As has been the case in communities east of the Anacostia River, these resources would be directed toward Kennedy Street residents and affiliates designated as most prone to engaging in or becoming victims of violence.
Leadership within ONSE has also gelled together plans to increase the enrollment of Ward 4 residents in the Pathways Program that, for years, has connected cohorts of young adults to personal and workforce development opportunities.
ONSE Executive Director Del McFadden emphasized these solutions as essential in stopping violence at its core.
“We understand the community is hurting.

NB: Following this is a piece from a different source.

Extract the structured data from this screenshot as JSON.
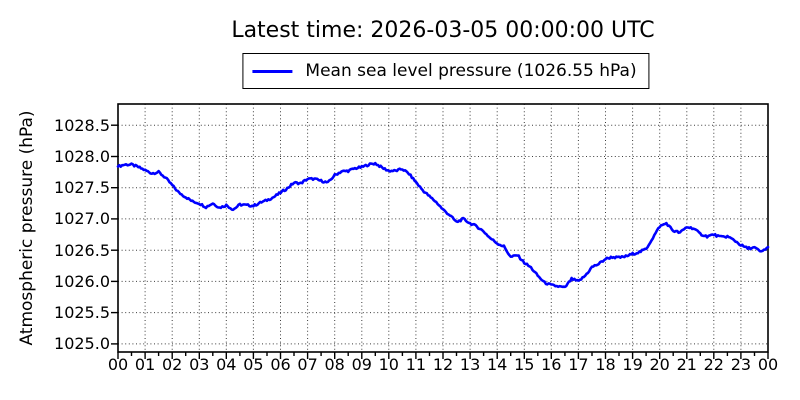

We will be there for them, continue to support them, and push and try to work with the key individuals,” McFadden told The Informer. “
It’s important to get into the minds of those individuals and try to replace the self-defeating behaviors. A lot of this work is built on relationships and trust. It takes time to get there.”
Restoring a Sense of Self-Esteem
As of Sept. 17, Metropolitan Police Department [MPD] recorded 149 homicides, an increase of 12 percent from the total recorded at this point last year.
The phenomenon has revealed schisms among residents and elected officials about how to tackle violence.
While some prioritize prevention, resources, and opportunities, there have been just as many calls for boosting police presence in communities.
Melvin Stackhouse, a Ward 7 resident and cousin of Johnny Joyner, had more of a nuanced perspective. He told The Informer that, in regard to his cousin’s murder on September 4, MPD could’ve done more to stop the assailants, as shown in footage that circulated on social media.
For Stackhouse, the ideal solution for gun violence involves all government agencies and residents aggressively addressing the strife of young people.
In his work with the violence prevention movement No Slide Zone, Stackhouse recounted meeting young people from various parts of the District dealing with trauma and low self-esteem that often manifests in acts of violence.
“Some of these people have dreams to make it out, but to thrive in their community, watch their kids grow up, and not worry about making it back home,” said Stackhouse.
“Why do they have to be validated to be successful? Why can’t they just be themselves? Everyone doesn’t have self-love and self-respect due to what they’ve been through. They just want to be loved.”